Learn About the Life and Death of Activist Chico Mendes

Chico Mendes was killed by a single shotgun blast at the age of 44.
Alex Robinson / Getty Images

Environmental activist Chico Mendes (1944 to 1988) spent his entire life living in and fighting for, the rainforests of his native Brazil and its inhabitants. But his commitment to preserving a sustainable way of life cost Mendes his own life. 

Chico Mendes: Early Life

Chico Mendes was born Francisco Alves Mendes Filho on December 15, 1944, in the small Brazilian village of Seringal Santa Fé, outside of Xapuri. His was a family of rubber tappers, people who make their living sustainably by tapping the sap of local rubber trees. Like many rural people, his family also supplemented their income by harvesting nuts and fruits from the rainforest.

Mendes started working when he was nine years old, and never received any formal schooling until late in life; by some accounts, Mendes never learned to read until he was about 20 years old.
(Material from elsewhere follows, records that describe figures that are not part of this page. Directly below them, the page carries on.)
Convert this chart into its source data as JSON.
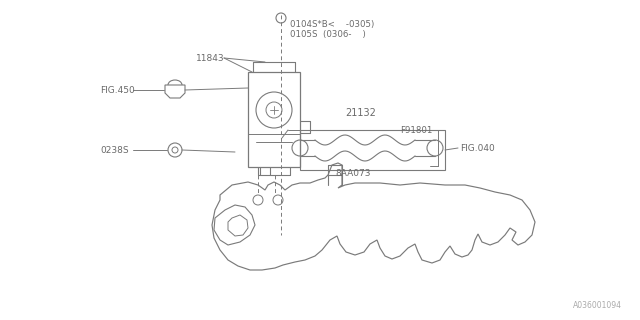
{
  "bg_color": "#ffffff",
  "line_color": "#7a7a7a",
  "text_color": "#6a6a6a",
  "fig_width": 6.4,
  "fig_height": 3.2,
  "dpi": 100,
  "watermark": "A036001094",
  "labels": {
    "top_line1": "0104S*B<    -0305)",
    "top_line2": "0105S  (0306-    )",
    "part_11843": "11843",
    "part_fig450": "FIG.450",
    "part_21132": "21132",
    "part_f91801": "F91801",
    "part_fig040": "FIG.040",
    "part_8aa073": "8AA073",
    "part_0238s": "0238S"
  }
}
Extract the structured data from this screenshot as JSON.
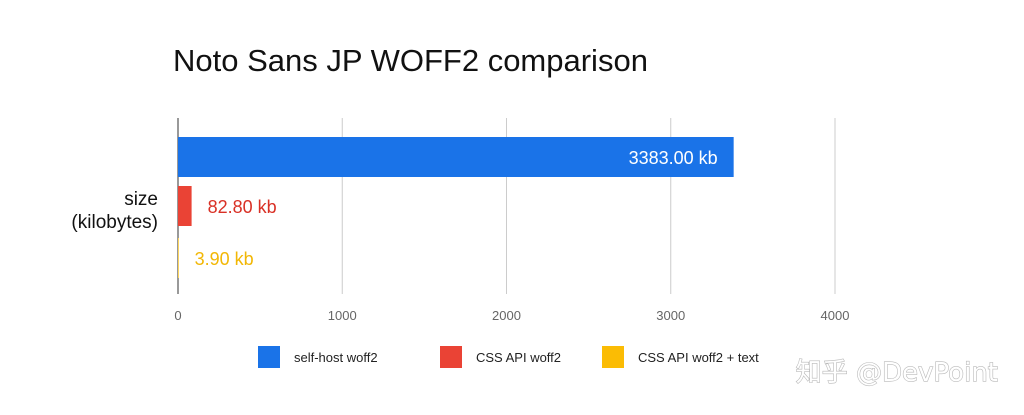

Some of his education was influenced by Euclides Fernandes Tavora, described as "a middle-class Communist who, in the '60s, was on the run from Brazil's military." Tavora introduced Mendes to books, newspapers and labor unions.

Mendes and Organized Labor

Mendes began to organize rubber tappers in the region, and he was soon elected president of the Xapuri Rubber Tappers' Union. Mendes was also instrumental in organizing Brazil's National Council of Rubber Tappers in the mid-1980s; he was soon elected leader of the group.
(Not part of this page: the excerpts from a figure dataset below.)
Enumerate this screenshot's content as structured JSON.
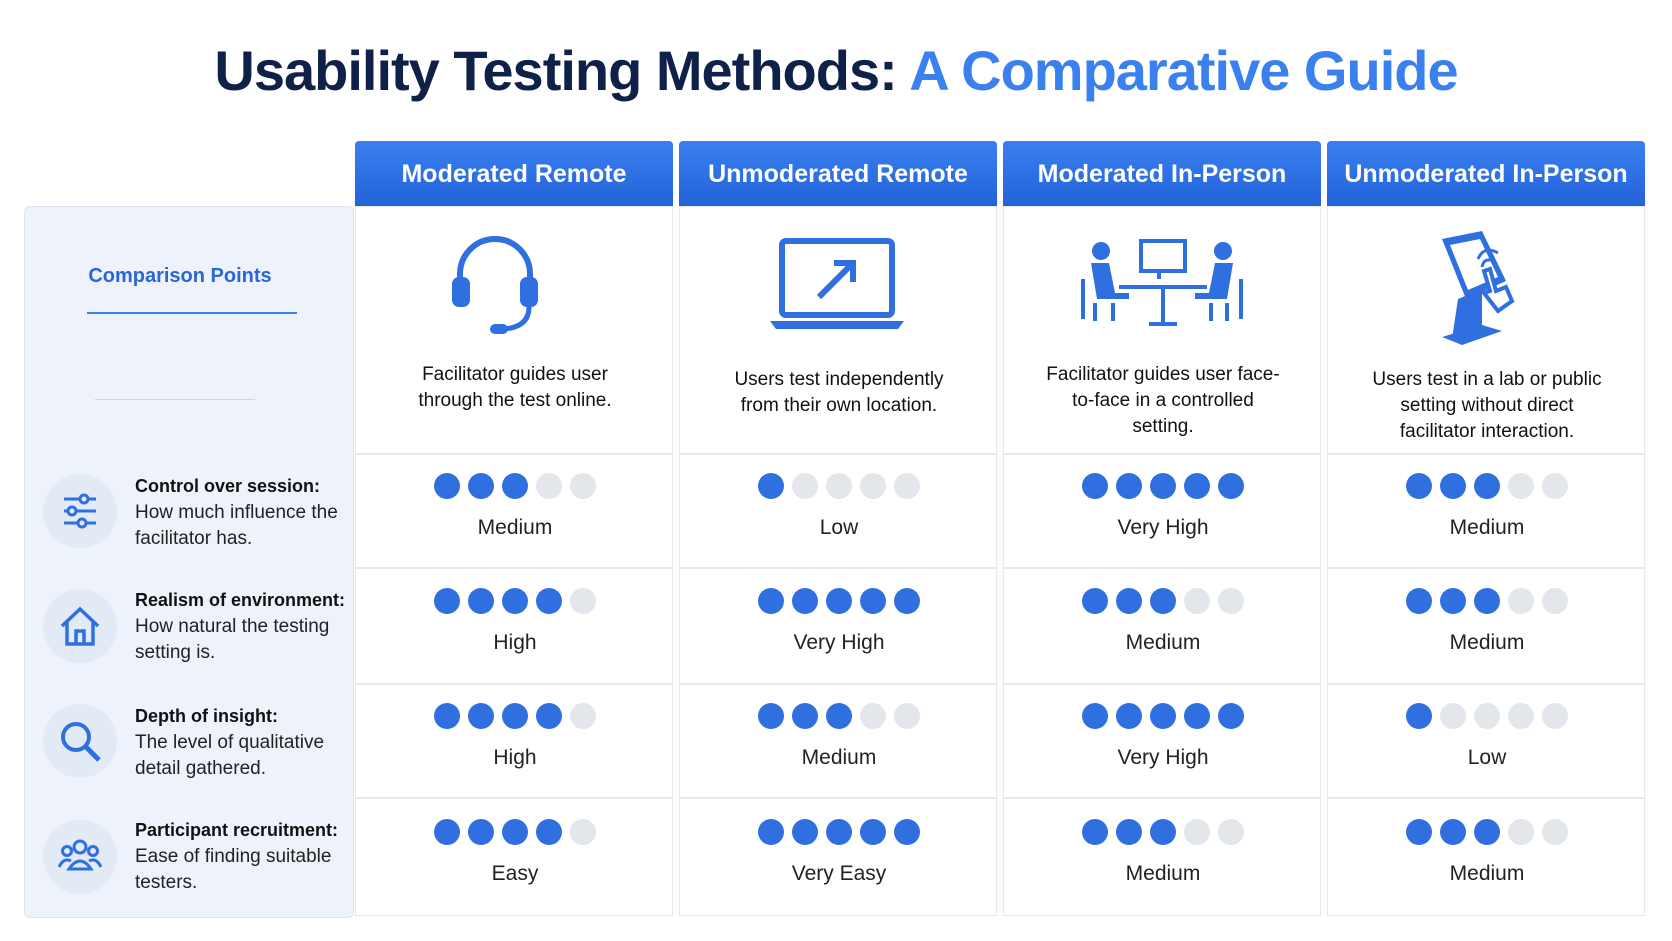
{
  "title": {
    "main": "Usability Testing Methods:",
    "accent": "A Comparative Guide"
  },
  "sidebar_heading": "Comparison Points",
  "scale_max": 5,
  "methods": [
    {
      "name": "Moderated Remote",
      "description": "Facilitator guides user through the test online."
    },
    {
      "name": "Unmoderated Remote",
      "description": "Users test independently from their own location."
    },
    {
      "name": "Moderated In-Person",
      "description": "Facilitator guides user face-to-face in a controlled setting."
    },
    {
      "name": "Unmoderated In-Person",
      "description": "Users test in a lab or public setting without direct facilitator interaction."
    }
  ],
  "criteria": [
    {
      "title": "Control over session:",
      "description": "How much influence the facilitator has."
    },
    {
      "title": "Realism of environment:",
      "description": "How natural the testing setting is."
    },
    {
      "title": "Depth of insight:",
      "description": "The level of qualitative detail gathered."
    },
    {
      "title": "Participant recruitment:",
      "description": "Ease of finding suitable testers."
    }
  ],
  "ratings": [
    [
      {
        "dots": 3,
        "label": "Medium"
      },
      {
        "dots": 1,
        "label": "Low"
      },
      {
        "dots": 5,
        "label": "Very High"
      },
      {
        "dots": 3,
        "label": "Medium"
      }
    ],
    [
      {
        "dots": 4,
        "label": "High"
      },
      {
        "dots": 5,
        "label": "Very High"
      },
      {
        "dots": 3,
        "label": "Medium"
      },
      {
        "dots": 3,
        "label": "Medium"
      }
    ],
    [
      {
        "dots": 4,
        "label": "High"
      },
      {
        "dots": 3,
        "label": "Medium"
      },
      {
        "dots": 5,
        "label": "Very High"
      },
      {
        "dots": 1,
        "label": "Low"
      }
    ],
    [
      {
        "dots": 4,
        "label": "Easy"
      },
      {
        "dots": 5,
        "label": "Very Easy"
      },
      {
        "dots": 3,
        "label": "Medium"
      },
      {
        "dots": 3,
        "label": "Medium"
      }
    ]
  ]
}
There was immense economic pressure, however, to clear the rainforest for cattle grazing. Despite evidence that harvesting the forest's rubber, fruits, nuts, and other commodities is a more sustainable practice that creates more income over a longer period of time, clear-cutting the rainforest was occurring at an accelerating rate in the 1980s.

When 130 ranchers expelled some 100,000 tappers from the rainforest, Mendes and his laborers fought back, rallying whole families to stand in front of chainsaws and block bulldozers. Their efforts met with some success and attracted the attention of the international environmental community. Mendes was placed on the United Nations Environmental Program Global 500 Roll of Honor Award in 1987; he also won the National Wildlife Federation's National Conservation Achievement Award in 1988.
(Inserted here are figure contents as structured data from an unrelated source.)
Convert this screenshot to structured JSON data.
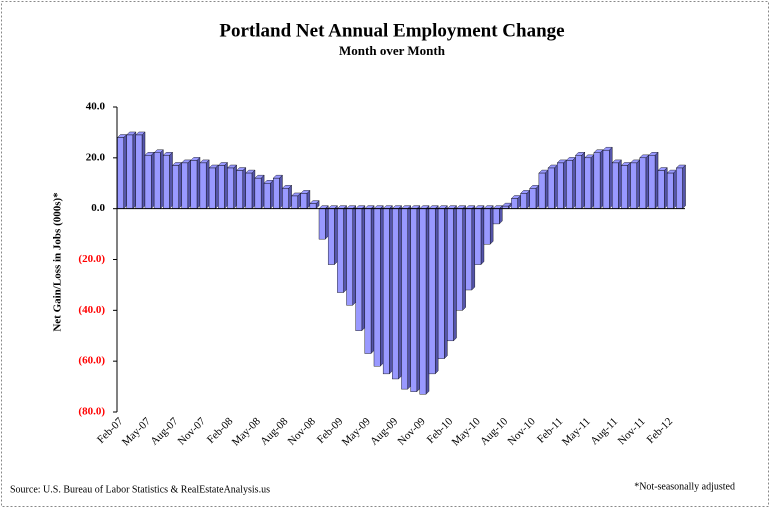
{
  "chart_data": {
    "type": "bar",
    "title": "Portland Net Annual Employment Change",
    "subtitle": "Month over Month",
    "y_axis_label": "Net Gain/Loss in Jobs (000s)*",
    "source": "Source: U.S. Bureau of Labor Statistics & RealEstateAnalysis.us",
    "footnote": "*Not-seasonally adjusted",
    "categories": [
      "Feb-07",
      null,
      null,
      "May-07",
      null,
      null,
      "Aug-07",
      null,
      null,
      "Nov-07",
      null,
      null,
      "Feb-08",
      null,
      null,
      "May-08",
      null,
      null,
      "Aug-08",
      null,
      null,
      "Nov-08",
      null,
      null,
      "Feb-09",
      null,
      null,
      "May-09",
      null,
      null,
      "Aug-09",
      null,
      null,
      "Nov-09",
      null,
      null,
      "Feb-10",
      null,
      null,
      "May-10",
      null,
      null,
      "Aug-10",
      null,
      null,
      "Nov-10",
      null,
      null,
      "Feb-11",
      null,
      null,
      "May-11",
      null,
      null,
      "Aug-11",
      null,
      null,
      "Nov-11",
      null,
      null,
      "Feb-12",
      null
    ],
    "values": [
      28,
      29,
      29,
      21,
      22,
      21,
      17,
      18,
      19,
      18,
      16,
      17,
      16,
      15,
      14,
      12,
      10,
      12,
      8,
      5,
      6,
      2,
      -12,
      -22,
      -33,
      -38,
      -48,
      -57,
      -62,
      -65,
      -67,
      -71,
      -72,
      -73,
      -65,
      -59,
      -52,
      -40,
      -32,
      -22,
      -14,
      -6,
      1,
      4,
      6,
      8,
      14,
      16,
      18,
      19,
      21,
      20,
      22,
      23,
      18,
      17,
      18,
      20,
      21,
      15,
      14,
      16
    ],
    "color": "#9999ff",
    "side_color": "#5555aa",
    "negative_tick_color": "#ff0000",
    "ylim": [
      -80,
      40
    ],
    "yticks": [
      {
        "value": -80,
        "label": "(80.0)"
      },
      {
        "value": -60,
        "label": "(60.0)"
      },
      {
        "value": -40,
        "label": "(40.0)"
      },
      {
        "value": -20,
        "label": "(20.0)"
      },
      {
        "value": 0,
        "label": "0.0"
      },
      {
        "value": 20,
        "label": "20.0"
      },
      {
        "value": 40,
        "label": "40.0"
      }
    ]
  }
}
Mendes vs. Ranchers and Loggers

When rancher Darly Alves da Silva attempted to clear-cut an area of rainforest that was planned as a nature preserve in 1988, Mendes succeeded in stopping the planned logging and created the preserve. Mendes also gained a warrant for da Silva's arrest for a murder he had committed in another state.

For his efforts, Chico Mendes and his family received constant death threats -- in 1988, Mendes himself predicted he wouldn't live past Christmas. And on the night of December 22, 1988, Chico Mendes was shot to death by a single shotgun blast outside his family's house. Mendes was the 19th activist to be murdered in Brazil that year.

Mendes' murder sparked international outrage and massive protests in Brazil, eventually resulting in the arrest and conviction of Darly Alves da Silva, his son Darly Alves da Silva Jr., and a ranch hand, Jerdeir Pereira.

The Legacy of Chico Mendes

Partly as a result of Mendes' murder, the Brazilian government stopped subsidizing logging and ranching operations and established many rubber preserves and nature reserves, including one named after the activist, Parque Chico Mendes. The World Bank, which once financed development in the rainforest, is now financing nature reserves that function as sustainable rubber plantations.

But all is not well in the Brazilian rainforest, by most accounts. Clear-cutting continues, and according to some reports, fighting development in the rainforests of Brazil has cost some 1,000 activists their lives since 1988. Much work remains to be done to honor the legacy of Chico Mendes.